REGIÃO MILITAR DO PORTO
Quartel General
1ª Rep./1ª Secção
Distribuição:
- Chefe da Repartição do Gabinete / CEM
- Chefe da RSP /DSP/ ME
- Chefe da 1ª Rep./ EME
- Presidente da Comissão Liquidatária do CTIG (B.C.5)
- Comandante do RI 2
- Comandante do DGA
Assunto: Situação de um soldado regressado da Guiné
1. O soldado Atirador de Inf. nº 10998071 – António da Silva Baptista, foi mobilizado pelo RI 2/BCaç 3872/CCaç 3490 tendo seguido para a Guiné em 18 de Dezembro de 1971.
2. Em 17Abr72, quando em operações, sofreu uma emboscada de que resultou ter ficado prisioneiro pelo que foi levado para Konacri-República da Guiné.
3. Em 14Set74 foi entregue pelo PAIGC às autoridades militares portuguesas, em Bissau, tendo recebido guia de marcha para se apresentar no DGA.
4. Deu entrada no HMP para efeito de ser observado na clínica médica e, a seu pedido, por ficar mais próximo da terra da sua naturalidade, passou aser examinado no HMR em regime ambulatório, situação em que ainda se encontra.
5. Quando chegou à Metrópole teve conhecimento que estava dado como falecido e que havia sido sepultado no cemitério da freguesia de Moreira, concelho da Maia, uma ossada, em caixão fechado, como sendo a sua.
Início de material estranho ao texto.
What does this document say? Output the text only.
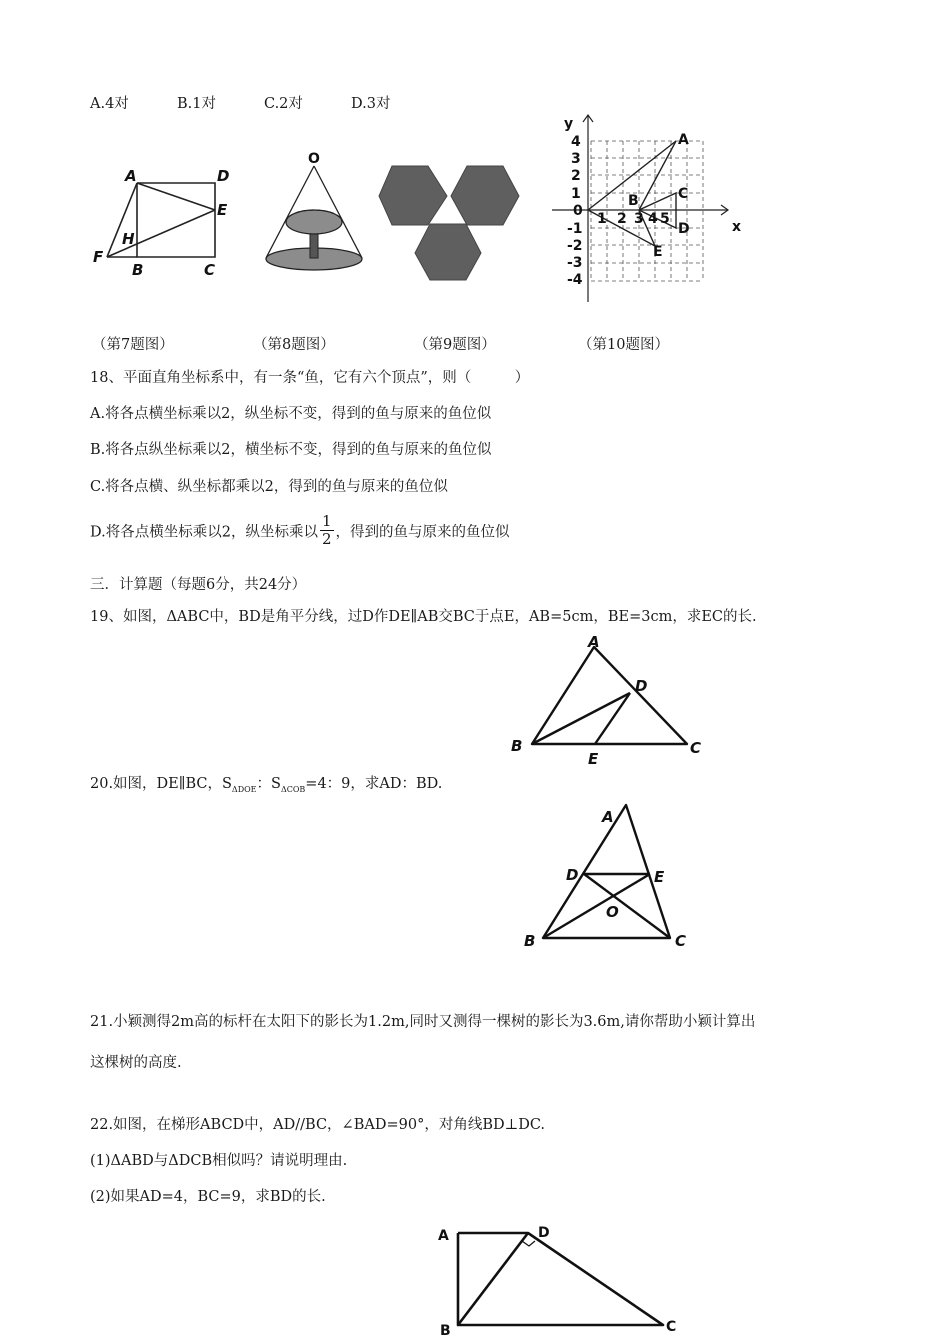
A.4对	B.1对	C.2对	D.3对
A	D
E
H
F
B	C
O
y
x
4
3
2
1
0
-1
-2
-3
-4
1 2 3 4 5
A
B	C
D
E
（第7题图）	（第8题图）	（第9题图）	（第10题图）
18、平面直角坐标系中，有一条“鱼，它有六个顶点”，则（　　　）
A.将各点横坐标乘以2，纵坐标不变，得到的鱼与原来的鱼位似
B.将各点纵坐标乘以2，横坐标不变，得到的鱼与原来的鱼位似
C.将各点横、纵坐标都乘以2，得到的鱼与原来的鱼位似
D.将各点横坐标乘以2，纵坐标乘以 $\frac{1}{2}$ ，得到的鱼与原来的鱼位似
三．计算题（每题6分，共24分）
19、如图，ΔABC中，BD是角平分线，过D作DE∥AB交BC于点E，AB=5cm，BE=3cm，求EC的长.
A
D
B
E
C
20.如图，DE∥BC，$S_{\Delta DOE}$：$S_{\Delta COB}=4$：9，求AD：BD.
A
D	E
O
B	C
21.小颖测得2m高的标杆在太阳下的影长为1.2m,同时又测得一棵树的影长为3.6m,请你帮助小颖计算出
这棵树的高度.
22.如图，在梯形ABCD中，AD//BC，∠BAD=90°，对角线BD⊥DC.
(1)ΔABD与ΔDCB相似吗？请说明理由.
(2)如果AD=4，BC=9，求BD的长.
A	D
B	C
6. O referido soldado desde que foi feito prisioneiro (17-4-72) até à presente data ainda não recebeu os vencimentos a que se julga com direito.
7. Em face do que fica exposto, encarrega-me o Exmº Brigadeiro Comandante da Região, de solicitar às entidades a quem se envia a presente nota para que sejam tomadas as necessárias e urgentes providências que o caso requer, dado que se arrasta há já meses, designadamente quanto ao abono dos vencimentos a que o soldado tiver direito, e definição da sua situação militar.
À 1ª Rep./EME solicita-se a prestação da informação em relação às prvidências pedidas pela N/Nota nº 8547/A- Pº 1/1-MF de 19Set74.